From the moment that a force majeure situation has lasted at least 30 calendar days, both parties may dissolve the agreement in writing in whole or in part.

Edvisory does not owe any (damage) compensation in a situation of force majeure, even if it has obtained any advantages as a result of the force majeure situation.

Modification of the agreement

If, after the conclusion of the agreement and before its implementation, it appears necessary to change or supplement its contents, the parties shall timely and in mutual consultation adjust the agreement accordingly.

Transfer of rights

The Customer cannot transfer its rights deferring from an agreement with Edvisory to third parties without the prior written consent of Edvisory, which will not be unreasonably be withheld.
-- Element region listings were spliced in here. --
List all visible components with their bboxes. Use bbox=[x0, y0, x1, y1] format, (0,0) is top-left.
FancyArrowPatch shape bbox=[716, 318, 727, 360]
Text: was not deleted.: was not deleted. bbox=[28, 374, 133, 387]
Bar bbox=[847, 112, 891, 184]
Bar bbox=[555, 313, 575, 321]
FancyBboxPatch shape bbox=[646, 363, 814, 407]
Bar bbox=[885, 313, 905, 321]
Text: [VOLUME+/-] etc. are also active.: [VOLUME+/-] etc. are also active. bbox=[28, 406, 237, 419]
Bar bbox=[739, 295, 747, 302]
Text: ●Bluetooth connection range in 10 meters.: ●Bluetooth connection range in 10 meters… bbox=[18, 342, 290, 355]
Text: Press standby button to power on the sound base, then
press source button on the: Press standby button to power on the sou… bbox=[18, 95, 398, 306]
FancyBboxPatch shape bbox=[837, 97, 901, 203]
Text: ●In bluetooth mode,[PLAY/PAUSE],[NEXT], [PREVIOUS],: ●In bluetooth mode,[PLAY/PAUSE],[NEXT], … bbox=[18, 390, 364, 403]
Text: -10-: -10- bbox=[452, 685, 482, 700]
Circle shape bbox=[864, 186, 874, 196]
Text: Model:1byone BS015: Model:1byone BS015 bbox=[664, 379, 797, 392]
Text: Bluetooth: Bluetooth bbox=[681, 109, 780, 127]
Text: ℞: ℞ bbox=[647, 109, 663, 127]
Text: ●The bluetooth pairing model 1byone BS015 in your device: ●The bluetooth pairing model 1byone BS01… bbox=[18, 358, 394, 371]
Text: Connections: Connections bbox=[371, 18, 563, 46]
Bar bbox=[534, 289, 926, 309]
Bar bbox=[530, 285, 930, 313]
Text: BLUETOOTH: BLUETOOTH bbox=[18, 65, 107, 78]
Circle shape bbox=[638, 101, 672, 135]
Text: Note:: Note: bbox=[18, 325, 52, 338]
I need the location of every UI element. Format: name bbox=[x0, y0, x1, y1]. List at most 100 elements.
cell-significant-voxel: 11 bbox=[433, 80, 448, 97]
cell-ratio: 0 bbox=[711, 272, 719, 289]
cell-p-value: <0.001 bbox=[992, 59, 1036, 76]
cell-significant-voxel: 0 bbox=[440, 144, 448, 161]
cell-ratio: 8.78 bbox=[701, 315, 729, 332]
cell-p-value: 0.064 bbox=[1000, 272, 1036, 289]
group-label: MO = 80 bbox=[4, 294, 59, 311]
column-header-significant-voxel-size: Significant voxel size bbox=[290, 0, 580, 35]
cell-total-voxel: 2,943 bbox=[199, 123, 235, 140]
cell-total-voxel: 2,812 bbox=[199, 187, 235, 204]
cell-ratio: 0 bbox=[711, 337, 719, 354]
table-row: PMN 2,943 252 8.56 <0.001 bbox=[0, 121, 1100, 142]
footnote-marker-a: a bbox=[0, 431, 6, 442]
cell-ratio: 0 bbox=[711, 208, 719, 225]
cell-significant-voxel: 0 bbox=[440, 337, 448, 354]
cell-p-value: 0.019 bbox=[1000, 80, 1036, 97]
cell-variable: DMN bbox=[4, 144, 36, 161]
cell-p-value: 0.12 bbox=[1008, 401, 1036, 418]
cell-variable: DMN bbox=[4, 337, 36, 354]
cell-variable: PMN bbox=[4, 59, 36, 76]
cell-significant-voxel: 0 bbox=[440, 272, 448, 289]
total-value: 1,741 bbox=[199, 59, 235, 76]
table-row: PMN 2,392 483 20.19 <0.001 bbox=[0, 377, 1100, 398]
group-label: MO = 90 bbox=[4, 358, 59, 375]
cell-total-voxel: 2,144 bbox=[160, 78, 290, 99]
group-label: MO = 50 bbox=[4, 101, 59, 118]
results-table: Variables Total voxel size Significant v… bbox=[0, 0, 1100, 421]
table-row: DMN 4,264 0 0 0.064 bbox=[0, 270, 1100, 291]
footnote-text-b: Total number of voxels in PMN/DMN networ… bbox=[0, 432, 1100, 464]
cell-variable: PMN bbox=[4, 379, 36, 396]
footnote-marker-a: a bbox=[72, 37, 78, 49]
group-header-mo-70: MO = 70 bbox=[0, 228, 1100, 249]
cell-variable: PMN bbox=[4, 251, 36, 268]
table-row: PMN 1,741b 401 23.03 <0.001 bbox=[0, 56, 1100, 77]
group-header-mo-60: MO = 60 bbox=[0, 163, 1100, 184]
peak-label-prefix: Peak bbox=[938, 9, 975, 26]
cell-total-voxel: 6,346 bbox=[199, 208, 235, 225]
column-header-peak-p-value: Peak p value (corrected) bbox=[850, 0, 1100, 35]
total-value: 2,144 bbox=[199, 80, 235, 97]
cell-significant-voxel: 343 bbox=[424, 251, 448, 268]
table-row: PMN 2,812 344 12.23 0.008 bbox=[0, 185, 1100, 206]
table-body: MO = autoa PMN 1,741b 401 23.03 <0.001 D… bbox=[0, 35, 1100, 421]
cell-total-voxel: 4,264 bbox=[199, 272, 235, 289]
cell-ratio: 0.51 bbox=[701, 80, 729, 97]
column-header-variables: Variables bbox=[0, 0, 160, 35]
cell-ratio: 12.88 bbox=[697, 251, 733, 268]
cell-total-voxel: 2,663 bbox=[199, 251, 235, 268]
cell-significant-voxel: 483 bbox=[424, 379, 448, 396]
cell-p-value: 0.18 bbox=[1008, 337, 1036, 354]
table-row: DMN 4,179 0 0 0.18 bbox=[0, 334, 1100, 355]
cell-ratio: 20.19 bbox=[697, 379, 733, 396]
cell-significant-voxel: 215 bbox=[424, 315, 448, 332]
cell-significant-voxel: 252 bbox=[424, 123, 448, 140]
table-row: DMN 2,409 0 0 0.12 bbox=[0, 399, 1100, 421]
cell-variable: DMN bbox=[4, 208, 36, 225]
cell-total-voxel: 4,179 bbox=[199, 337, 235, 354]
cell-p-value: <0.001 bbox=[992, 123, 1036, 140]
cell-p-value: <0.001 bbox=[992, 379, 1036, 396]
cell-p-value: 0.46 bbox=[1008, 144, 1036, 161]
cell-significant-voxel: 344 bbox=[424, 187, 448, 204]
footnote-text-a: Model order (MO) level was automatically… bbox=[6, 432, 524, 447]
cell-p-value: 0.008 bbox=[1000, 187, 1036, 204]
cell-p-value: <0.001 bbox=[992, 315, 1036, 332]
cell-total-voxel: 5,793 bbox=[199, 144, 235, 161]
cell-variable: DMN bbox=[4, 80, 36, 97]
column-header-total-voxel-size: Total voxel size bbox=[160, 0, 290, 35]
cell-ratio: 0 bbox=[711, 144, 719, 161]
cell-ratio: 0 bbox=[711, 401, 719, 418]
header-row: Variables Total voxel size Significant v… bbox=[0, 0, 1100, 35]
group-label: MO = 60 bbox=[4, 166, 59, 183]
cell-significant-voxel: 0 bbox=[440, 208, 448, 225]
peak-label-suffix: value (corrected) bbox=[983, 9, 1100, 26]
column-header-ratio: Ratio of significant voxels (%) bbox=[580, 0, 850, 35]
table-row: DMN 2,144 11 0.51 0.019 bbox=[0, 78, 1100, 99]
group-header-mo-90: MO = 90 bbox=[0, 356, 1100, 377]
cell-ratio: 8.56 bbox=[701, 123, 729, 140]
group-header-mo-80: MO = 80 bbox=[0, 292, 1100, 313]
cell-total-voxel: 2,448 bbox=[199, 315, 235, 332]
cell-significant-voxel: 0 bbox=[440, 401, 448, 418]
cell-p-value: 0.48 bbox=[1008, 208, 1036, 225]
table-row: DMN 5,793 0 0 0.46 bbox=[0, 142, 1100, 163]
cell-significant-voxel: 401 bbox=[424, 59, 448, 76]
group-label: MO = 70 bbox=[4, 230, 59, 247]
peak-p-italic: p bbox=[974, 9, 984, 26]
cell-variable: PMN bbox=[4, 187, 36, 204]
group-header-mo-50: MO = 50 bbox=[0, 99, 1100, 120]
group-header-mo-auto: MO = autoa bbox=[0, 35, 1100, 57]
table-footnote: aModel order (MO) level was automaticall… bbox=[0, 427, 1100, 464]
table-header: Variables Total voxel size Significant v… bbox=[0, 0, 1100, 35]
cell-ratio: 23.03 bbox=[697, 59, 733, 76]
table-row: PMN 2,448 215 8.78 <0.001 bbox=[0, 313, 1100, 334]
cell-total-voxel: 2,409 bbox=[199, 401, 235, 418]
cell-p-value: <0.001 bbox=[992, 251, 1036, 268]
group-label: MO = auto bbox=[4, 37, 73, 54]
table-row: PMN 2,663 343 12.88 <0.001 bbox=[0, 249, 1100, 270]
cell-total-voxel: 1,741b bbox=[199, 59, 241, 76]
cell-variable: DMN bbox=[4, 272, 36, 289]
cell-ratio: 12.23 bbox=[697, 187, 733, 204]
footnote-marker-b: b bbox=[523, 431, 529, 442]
This provision applies as a clause with a property law effect as referred to in Section 3:83 (2) Dutch Civil Code.

Consequences of nullity or annullability

If one or more provisions of these general terms and conditions prove null or annullable, this will not affect the other provisions of these terms and conditions.

A provision that is null or annullable shall, in that case, be replaced by a provision that comes closest to what Edvisory had in mind when drafting the conditions on that issue.

Applicable law and competent court

Dutch law is exclusively applicable to all agreements between the parties.

The Dutch court in the district where Edvisory is established is exclusively competent in case of any disputes between parties, unless the law prescribes otherwise.